Je trottine comme je peux, marche beaucoup mais on arrive tout de même à passer ce fameux CP où pas mal de coureurs voire d'équipes entières stopperont la course ( festival de couvertures de survie dans un tunnel en attendant le bus).
Nous decidons de nous arrêter plus loin pour remettre des habits secs et chauds et manger un peu. J'ai tout de même eu le temps de remplir le camel au CP, sur le plan alimentation je suis prêt à continuer, sur le plan locomotion c'est moins sûr.
Le jour est maintenat levé, ça nous permet de bien voir les seaux de flotte qu'on prend sur la tronche. Julien s'ennuie un peu, il ne regarde la carte que pour voir où nous sommes mais y-en a plus vraiment besoin pour la progression, toutes les équipes se suivent , pas de choix d'orientation a faire, c'est plus interessant.
Il y a alternance de bois et de champs , ça nous permet d'être plus à couvert mais maintenant ça ne m'amuse plus, j'ai vraiment mal aux genoux et pour la première fois aux pieds, surtout le droit, résultat certain d'une mauvaise posture et d'un hydratation moyenne.
On arrive à la spéciale précision, et là pour la première fois du raid j'ai plu envie. Même marcher devient laborieux. Julien me propose d'aller directement au chateau d'eau pendant qu'il cherchent les balises. En fait cet arrêt sera fatal. Au moment de les suivre, j'ai l'impression que je ne pourrai pas . C'est domage parceque la spéciale est interessante, la recherche se fait en même temps que l'équipe VK2M de Mulhouse qu'on ne cesse de rencontrer depuis le départ. Le probleme c'est qu'après la spéciale, il reste quelques bornes pour rejoindre la barrière horaire de 12h30 et moi je ne peux plus avancer. On decide donc de laisser les dernières balises et d'aller au plus court (mais trop long pour moi) .

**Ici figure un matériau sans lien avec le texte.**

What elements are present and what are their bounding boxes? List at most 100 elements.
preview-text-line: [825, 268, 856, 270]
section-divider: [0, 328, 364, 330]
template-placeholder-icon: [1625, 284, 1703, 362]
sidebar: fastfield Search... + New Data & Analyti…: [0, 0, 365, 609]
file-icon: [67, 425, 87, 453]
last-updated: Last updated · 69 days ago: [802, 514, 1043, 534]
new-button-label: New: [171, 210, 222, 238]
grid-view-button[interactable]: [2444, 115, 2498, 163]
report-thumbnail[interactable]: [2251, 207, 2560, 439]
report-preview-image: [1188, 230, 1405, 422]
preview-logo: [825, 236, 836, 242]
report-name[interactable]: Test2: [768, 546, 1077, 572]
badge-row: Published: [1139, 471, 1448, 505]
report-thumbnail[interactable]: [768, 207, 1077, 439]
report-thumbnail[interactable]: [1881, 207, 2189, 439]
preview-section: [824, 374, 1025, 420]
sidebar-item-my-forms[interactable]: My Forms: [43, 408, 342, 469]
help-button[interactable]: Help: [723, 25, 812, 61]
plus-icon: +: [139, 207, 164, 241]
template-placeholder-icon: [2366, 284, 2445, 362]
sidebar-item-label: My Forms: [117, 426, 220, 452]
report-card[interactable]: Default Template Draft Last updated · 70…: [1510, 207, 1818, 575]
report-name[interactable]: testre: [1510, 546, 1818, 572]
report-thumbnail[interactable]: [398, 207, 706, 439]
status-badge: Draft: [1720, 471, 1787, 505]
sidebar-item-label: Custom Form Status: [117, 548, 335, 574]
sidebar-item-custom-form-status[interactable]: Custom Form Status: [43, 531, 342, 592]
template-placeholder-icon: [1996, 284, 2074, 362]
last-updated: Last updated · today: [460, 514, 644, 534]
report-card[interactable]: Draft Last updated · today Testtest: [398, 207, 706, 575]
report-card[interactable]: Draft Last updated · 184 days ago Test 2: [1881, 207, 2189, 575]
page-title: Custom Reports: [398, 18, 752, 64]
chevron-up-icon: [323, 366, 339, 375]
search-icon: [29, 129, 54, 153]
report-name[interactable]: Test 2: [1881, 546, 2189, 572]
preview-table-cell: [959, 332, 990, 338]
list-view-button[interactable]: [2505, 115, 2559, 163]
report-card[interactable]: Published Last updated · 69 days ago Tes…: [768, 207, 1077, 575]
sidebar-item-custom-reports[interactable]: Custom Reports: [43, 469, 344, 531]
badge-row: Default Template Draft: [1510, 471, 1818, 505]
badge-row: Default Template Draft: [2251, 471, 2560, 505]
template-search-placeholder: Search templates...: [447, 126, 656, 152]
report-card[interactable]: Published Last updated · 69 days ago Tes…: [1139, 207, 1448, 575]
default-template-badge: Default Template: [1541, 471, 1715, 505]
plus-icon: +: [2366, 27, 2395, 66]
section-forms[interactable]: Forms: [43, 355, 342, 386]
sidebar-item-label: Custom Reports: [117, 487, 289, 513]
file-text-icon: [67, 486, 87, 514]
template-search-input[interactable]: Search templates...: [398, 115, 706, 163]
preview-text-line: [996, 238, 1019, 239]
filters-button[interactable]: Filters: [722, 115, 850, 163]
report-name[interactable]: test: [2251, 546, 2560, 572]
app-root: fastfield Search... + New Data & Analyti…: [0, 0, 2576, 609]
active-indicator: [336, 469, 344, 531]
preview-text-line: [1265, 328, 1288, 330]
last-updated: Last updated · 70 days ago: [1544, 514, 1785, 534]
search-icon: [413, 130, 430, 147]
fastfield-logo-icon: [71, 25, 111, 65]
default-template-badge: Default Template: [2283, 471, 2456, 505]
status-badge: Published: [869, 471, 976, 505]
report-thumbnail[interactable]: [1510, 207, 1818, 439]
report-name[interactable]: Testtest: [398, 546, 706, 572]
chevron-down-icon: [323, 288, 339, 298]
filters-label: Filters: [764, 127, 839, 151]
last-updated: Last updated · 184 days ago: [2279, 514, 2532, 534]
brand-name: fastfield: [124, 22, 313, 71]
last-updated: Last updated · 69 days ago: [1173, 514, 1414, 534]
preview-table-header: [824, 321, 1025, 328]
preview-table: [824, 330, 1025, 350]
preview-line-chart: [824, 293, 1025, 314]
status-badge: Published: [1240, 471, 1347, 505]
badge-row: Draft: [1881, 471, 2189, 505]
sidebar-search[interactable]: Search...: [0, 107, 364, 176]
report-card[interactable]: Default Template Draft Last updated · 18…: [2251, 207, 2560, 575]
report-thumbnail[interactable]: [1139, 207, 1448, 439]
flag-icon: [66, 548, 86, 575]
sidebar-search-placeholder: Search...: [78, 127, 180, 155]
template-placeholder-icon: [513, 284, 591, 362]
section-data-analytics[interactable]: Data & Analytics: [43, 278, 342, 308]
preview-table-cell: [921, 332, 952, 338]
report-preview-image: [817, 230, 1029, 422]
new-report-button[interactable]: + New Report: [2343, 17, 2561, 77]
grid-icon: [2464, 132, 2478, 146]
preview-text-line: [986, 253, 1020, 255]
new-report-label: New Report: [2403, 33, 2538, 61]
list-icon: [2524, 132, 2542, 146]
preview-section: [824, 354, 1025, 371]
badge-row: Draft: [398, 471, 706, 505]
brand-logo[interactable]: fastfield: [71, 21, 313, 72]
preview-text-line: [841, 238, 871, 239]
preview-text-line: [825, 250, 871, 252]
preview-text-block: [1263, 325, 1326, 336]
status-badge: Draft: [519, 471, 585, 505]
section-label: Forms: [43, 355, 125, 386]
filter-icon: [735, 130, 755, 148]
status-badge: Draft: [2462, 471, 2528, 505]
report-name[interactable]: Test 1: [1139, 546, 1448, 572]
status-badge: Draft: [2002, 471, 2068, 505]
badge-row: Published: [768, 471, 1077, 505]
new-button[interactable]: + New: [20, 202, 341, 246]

Je n'ai qu'une idée en tête c'est d'arriver avant 12h30 ce qui permettra à Julien , Johann et Goran de poursuivre. Pour moi il est impossible de faire les 18 derniers kil .
Les grandes lignes droite en forêt sont éprouvante mais on passe avant le cut, cepandant, mes coéquipier décident également d'arrêter, fatigue, lassitude et arriver à trois auront raison de leur motivation.
Après la douche direction les ostéo pour un bilan . Le bassin a encore bougé, petit probleme au niveau des vertebres, je comprends pourquoi je suis en vrac ; Il faudra tout de même trouver la cause initiale de ces problemes récurrents.
Bilan :
Les + : - Raid intéressant par son coté course par équipe
- Très content d'avoir fait ça dans cette équipe où a aucun moment il n'y a eu tensions ou coup de gueule. 4 super coéquipiers !!
Les - : - Ma préparation, je le savais au départ
- Le passage dans "les égouts" car moi j'apelle pas ça une rivière . Ca m'a vraiment déplu et je ne comprends toujours pas l'intérêt.
- La pseudo orientation
- Les spéciales orientation qui arrivent trop tard, et que beaucoup sont obligés de +/- shunter.